February 25, 2010 (San Diego’s East County) - Grounded for stealing his stepfather's motorcycle and going joyriding November 20th in a Riverside County park, 16-year-old Mickey Guidry (also called Mike or Mikey) took his parents’ blue Jeep Grand Cherokee SUV on Thanksgiving to join friends who were camping at 5454 Split Mountain Road in Ocotillo Wells. He left camp at 3 p.m. on Friday, November 27th—and hasn’t been seen since. Now ECM has learned that this wasn't the first time the teen has gone missing. Sheriff officials are treating the case as a runaway--but the boy's mother fears her son may be the victim of foul play.

On Saturday, the 28th, a family off-roading reported the Jeep abandoned, tire worn to the rim, along Fish Creek Wash, 22 miles along a rugged, rocky off-road vehicle trail on November 28th. They spotted it in the morning, but didn’t report it until 5:30 p.m., when Ranger Don Strampfer at Anza Borrego State Park confirmed the Jeep had been reported stolen. Guidry’s stepfather reported the Jeep stolen but declined to file a missing persons report on his son, believing the boy would return as he had in the prior joyriding episode.He'd asked permission to go camping for the weekend with friends, and when his parents refused, he took off in the Jeep.

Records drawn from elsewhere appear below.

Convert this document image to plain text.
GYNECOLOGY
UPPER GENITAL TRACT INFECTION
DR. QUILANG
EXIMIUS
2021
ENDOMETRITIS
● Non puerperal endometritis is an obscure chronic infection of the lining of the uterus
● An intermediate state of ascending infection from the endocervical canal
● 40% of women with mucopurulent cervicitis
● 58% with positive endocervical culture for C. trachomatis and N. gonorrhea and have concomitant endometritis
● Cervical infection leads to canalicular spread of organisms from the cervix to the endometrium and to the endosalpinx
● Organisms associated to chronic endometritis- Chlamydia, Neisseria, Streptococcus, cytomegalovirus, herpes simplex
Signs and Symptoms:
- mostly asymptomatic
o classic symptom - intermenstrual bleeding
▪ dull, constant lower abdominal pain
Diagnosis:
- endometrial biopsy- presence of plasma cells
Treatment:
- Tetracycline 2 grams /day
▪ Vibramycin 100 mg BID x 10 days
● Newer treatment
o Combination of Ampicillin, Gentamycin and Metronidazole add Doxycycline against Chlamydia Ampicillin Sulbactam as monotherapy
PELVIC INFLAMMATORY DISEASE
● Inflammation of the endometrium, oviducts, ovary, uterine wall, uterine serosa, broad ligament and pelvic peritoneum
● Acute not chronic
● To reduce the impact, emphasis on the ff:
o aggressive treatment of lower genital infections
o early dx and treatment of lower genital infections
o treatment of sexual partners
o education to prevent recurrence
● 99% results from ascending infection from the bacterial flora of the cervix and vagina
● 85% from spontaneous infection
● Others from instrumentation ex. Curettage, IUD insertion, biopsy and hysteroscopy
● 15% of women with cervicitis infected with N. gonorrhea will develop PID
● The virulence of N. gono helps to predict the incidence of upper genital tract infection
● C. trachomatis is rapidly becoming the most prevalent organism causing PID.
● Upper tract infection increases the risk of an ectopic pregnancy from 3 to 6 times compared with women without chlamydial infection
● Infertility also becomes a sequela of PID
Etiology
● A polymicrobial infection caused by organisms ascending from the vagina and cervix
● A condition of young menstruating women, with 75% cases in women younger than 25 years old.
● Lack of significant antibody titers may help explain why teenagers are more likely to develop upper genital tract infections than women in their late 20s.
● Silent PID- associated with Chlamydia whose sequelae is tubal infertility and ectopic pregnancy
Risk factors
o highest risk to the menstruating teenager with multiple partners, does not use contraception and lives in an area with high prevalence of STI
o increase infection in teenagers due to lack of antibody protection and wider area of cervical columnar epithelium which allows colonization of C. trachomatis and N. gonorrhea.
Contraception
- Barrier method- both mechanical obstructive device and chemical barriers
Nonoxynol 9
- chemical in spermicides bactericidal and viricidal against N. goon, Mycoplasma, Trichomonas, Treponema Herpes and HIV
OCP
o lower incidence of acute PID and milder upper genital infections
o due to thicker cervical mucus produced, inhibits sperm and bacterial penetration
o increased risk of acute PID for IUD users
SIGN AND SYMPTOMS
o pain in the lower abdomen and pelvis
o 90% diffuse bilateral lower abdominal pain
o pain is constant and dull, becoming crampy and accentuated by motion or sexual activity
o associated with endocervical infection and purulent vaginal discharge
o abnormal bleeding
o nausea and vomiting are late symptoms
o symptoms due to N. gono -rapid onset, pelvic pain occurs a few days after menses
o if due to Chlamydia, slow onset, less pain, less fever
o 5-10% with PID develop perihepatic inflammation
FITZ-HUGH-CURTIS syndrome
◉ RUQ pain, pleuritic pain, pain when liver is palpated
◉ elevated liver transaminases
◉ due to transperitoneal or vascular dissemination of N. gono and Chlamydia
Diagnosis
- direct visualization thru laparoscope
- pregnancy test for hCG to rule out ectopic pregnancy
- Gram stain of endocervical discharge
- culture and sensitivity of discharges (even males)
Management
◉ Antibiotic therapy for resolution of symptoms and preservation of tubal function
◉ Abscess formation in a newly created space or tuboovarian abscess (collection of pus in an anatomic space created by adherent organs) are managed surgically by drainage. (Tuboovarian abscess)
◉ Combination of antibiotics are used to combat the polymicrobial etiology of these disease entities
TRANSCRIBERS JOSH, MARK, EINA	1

Unaware that a teen was missing, Strampfer waiting until Sunday to visit the site by daylight. He found a key in the ignition and turned it, but the vehicle was not driveable, stuck in sand with one wheel. “The front bumper was torn off. The front tire was blown off and the rim was melted down. He was hell-bent to get where he was going (assuming Guidry was driving). He couldn’t go any further,” he said, adding that Guidry likely took off on foot—or may have been picked up by passerbys, since it was the businest weekend of the year for off-roading.

Guidry on Mt. Palomar
But Guidry’s wallet, with his high school ID, was left in the vehicle. His cell phone had been shut off after his parents reported the vehicle stolen. Authorities believe the teen may have tried to walk back, or cut across rough terrain around 8 miles to Highway 78.

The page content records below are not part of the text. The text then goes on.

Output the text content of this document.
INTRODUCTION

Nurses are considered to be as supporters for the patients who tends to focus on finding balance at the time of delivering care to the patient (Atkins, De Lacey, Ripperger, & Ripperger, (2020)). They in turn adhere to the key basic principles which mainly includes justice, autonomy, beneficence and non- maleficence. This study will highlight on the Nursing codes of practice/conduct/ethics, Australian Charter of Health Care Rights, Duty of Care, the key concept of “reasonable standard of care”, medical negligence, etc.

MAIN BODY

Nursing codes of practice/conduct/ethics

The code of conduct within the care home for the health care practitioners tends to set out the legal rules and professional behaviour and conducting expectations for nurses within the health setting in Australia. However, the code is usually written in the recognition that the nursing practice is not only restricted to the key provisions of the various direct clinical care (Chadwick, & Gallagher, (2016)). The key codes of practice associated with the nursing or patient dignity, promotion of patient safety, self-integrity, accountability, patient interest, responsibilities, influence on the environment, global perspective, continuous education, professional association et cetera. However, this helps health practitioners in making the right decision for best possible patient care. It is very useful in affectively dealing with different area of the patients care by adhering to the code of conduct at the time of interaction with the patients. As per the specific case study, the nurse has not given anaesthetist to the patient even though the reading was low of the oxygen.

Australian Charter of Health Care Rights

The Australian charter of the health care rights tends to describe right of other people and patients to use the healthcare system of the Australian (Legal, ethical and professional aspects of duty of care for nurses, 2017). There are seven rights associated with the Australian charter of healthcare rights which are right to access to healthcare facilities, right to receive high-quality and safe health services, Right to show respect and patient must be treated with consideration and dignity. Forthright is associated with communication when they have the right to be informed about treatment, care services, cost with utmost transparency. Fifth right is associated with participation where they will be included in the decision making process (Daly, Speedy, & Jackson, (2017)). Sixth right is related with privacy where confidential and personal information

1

He had no flashlight. No water. No food. His wallet, ID, and clothes were left behind in the Jeep. No working cell phone. His cell phone, though its service was cut off, was not in the vehicle when it was found.

Despite these disturbing circumstances, Sheriff’s officials have treated his disappearance as a teen runaway case. No forensic evidence was gathered from the Jeep or the scene where it was found. Only a cursory search has been done on the boy’s computer. Media was not notified of the missing teen until three weeks after his disappearance—and then only because an aerial search was finally mounted; officials say they issued a release because the public would ask questions about helicopters and dog teams combing the area weeks after the teen vanished.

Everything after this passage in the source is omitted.